Até que o elefante branco parou no sopé da montanha de Doi Suthep, em Chiang Mai, norte da Tailândia. Lá foi construído o templo Wat Phra That, em 1383. Para alcançá-lo, uma escadaria que parece ir ao céu ladeada por um corrimão em forma de serpente, belo e assustador ao mesmo tempo. A grande atração do templo é um sino de ouro de 24 quilates, num campanário recheado com outros sinos de diversas dimensões. Sugerindo que se experimente o soar do gongo que pode transportar aos confins dos tempos.
Vivemos sob o estigma de não sermos importantes, reconhecidos, sequer vistos. Alguns até se consideram um zero à esquerda, perderam a esperança. Mas, a qualquer momento, é possível se redescobrir. O Oriente nos ensina a saber esperar. A saber captar os sinais que a vida dá, a saber ouvir o que as badaladas dos sinos anunciam. A apurar sua intuição, sem permitir que a racionalização no curso da vida obstrua ou sabote tudo que valeu a pena aprender.

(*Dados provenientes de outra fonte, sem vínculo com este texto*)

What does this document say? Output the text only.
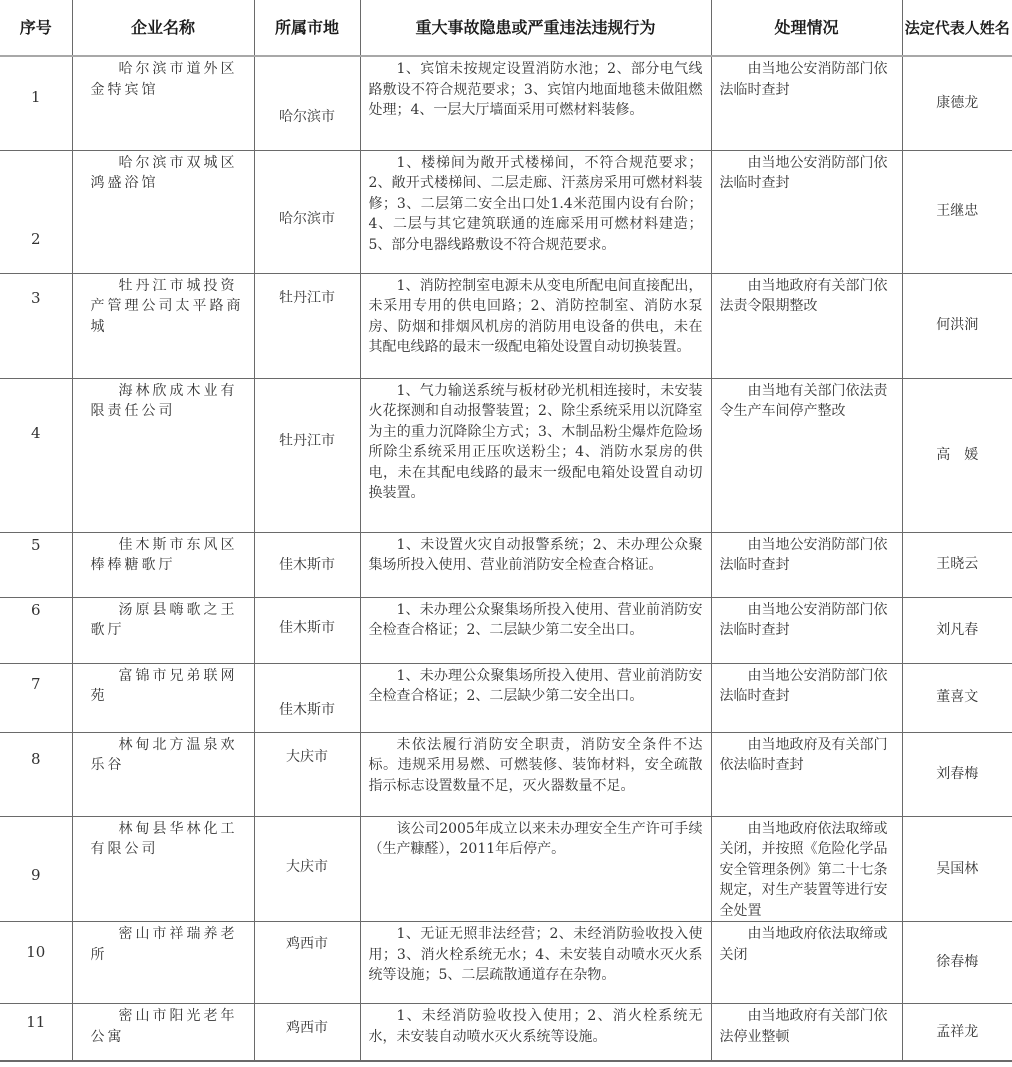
序号	企业名称	所属市地	重大事故隐患或严重违法违规行为	处理情况	法定代表人姓名
1	哈尔滨市道外区金特宾馆	哈尔滨市	1、宾馆未按规定设置消防水池；2、部分电气线路敷设不符合规范要求；3、宾馆内地面地毯未做阻燃处理；4、一层大厅墙面采用可燃材料装修。	由当地公安消防部门依法临时查封	康德龙
2	哈尔滨市双城区鸿盛浴馆	哈尔滨市	1、楼梯间为敞开式楼梯间，不符合规范要求；2、敞开式楼梯间、二层走廊、汗蒸房采用可燃材料装修；3、二层第二安全出口处1.4米范围内设有台阶；4、二层与其它建筑联通的连廊采用可燃材料建造；5、部分电器线路敷设不符合规范要求。	由当地公安消防部门依法临时查封	王继忠
3	牡丹江市城投资产管理公司太平路商城	牡丹江市	1、消防控制室电源未从变电所配电间直接配出，未采用专用的供电回路；2、消防控制室、消防水泵房、防烟和排烟风机房的消防用电设备的供电，未在其配电线路的最末一级配电箱处设置自动切换装置。	由当地政府有关部门依法责令限期整改	何洪涧
4	海林欣成木业有限责任公司	牡丹江市	1、气力输送系统与板材砂光机相连接时，未安装火花探测和自动报警装置；2、除尘系统采用以沉降室为主的重力沉降除尘方式；3、木制品粉尘爆炸危险场所除尘系统采用正压吹送粉尘；4、消防水泵房的供电，未在其配电线路的最末一级配电箱处设置自动切换装置。	由当地有关部门依法责令生产车间停产整改	高　媛
5	佳木斯市东风区棒棒糖歌厅	佳木斯市	1、未设置火灾自动报警系统；2、未办理公众聚集场所投入使用、营业前消防安全检查合格证。	由当地公安消防部门依法临时查封	王晓云
6	汤原县嗨歌之王歌厅	佳木斯市	1、未办理公众聚集场所投入使用、营业前消防安全检查合格证；2、二层缺少第二安全出口。	由当地公安消防部门依法临时查封	刘凡春
7	富锦市兄弟联网苑	佳木斯市	1、未办理公众聚集场所投入使用、营业前消防安全检查合格证；2、二层缺少第二安全出口。	由当地公安消防部门依法临时查封	董喜文
8	林甸北方温泉欢乐谷	大庆市	未依法履行消防安全职责，消防安全条件不达标。违规采用易燃、可燃装修、装饰材料，安全疏散指示标志设置数量不足，灭火器数量不足。	由当地政府及有关部门依法临时查封	刘春梅
9	林甸县华林化工有限公司	大庆市	该公司2005年成立以来未办理安全生产许可手续（生产糠醛），2011年后停产。	由当地政府依法取缔或关闭，并按照《危险化学品安全管理条例》第二十七条规定，对生产装置等进行安全处置	吴国林
10	密山市祥瑞养老所	鸡西市	1、无证无照非法经营；2、未经消防验收投入使用；3、消火栓系统无水；4、未安装自动喷水灭火系统等设施；5、二层疏散通道存在杂物。	由当地政府依法取缔或关闭	徐春梅
11	密山市阳光老年公寓	鸡西市	1、未经消防验收投入使用；2、消火栓系统无水，未安装自动喷水灭火系统等设施。	由当地政府有关部门依法停业整顿	孟祥龙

Com o Iluminismo, ingressamos na Era da Razão e nos distanciamos do misticismo, os sinos no Oriente nos previnem. Assim como o som aliciante dos muezins dos minaretes das 700 mesquitas em Istambul, conclamando os muçulmanos às orações cinco vezes ao dia. Assim como os sinos das 365 igrejas católicas em Salvador. Leva-nos a mergulhar em nossa própria alma e conjugá-la com o Universo, com a visão que cada um tem, pois livre é o seu arbítrio para formular os princípios que tornarão sua vida mais digna.
Por quem os sinos dobram? Os sinos celebram o esplendor da vida e também da morte, que, embora triste, faz parte do mesmo espetáculo.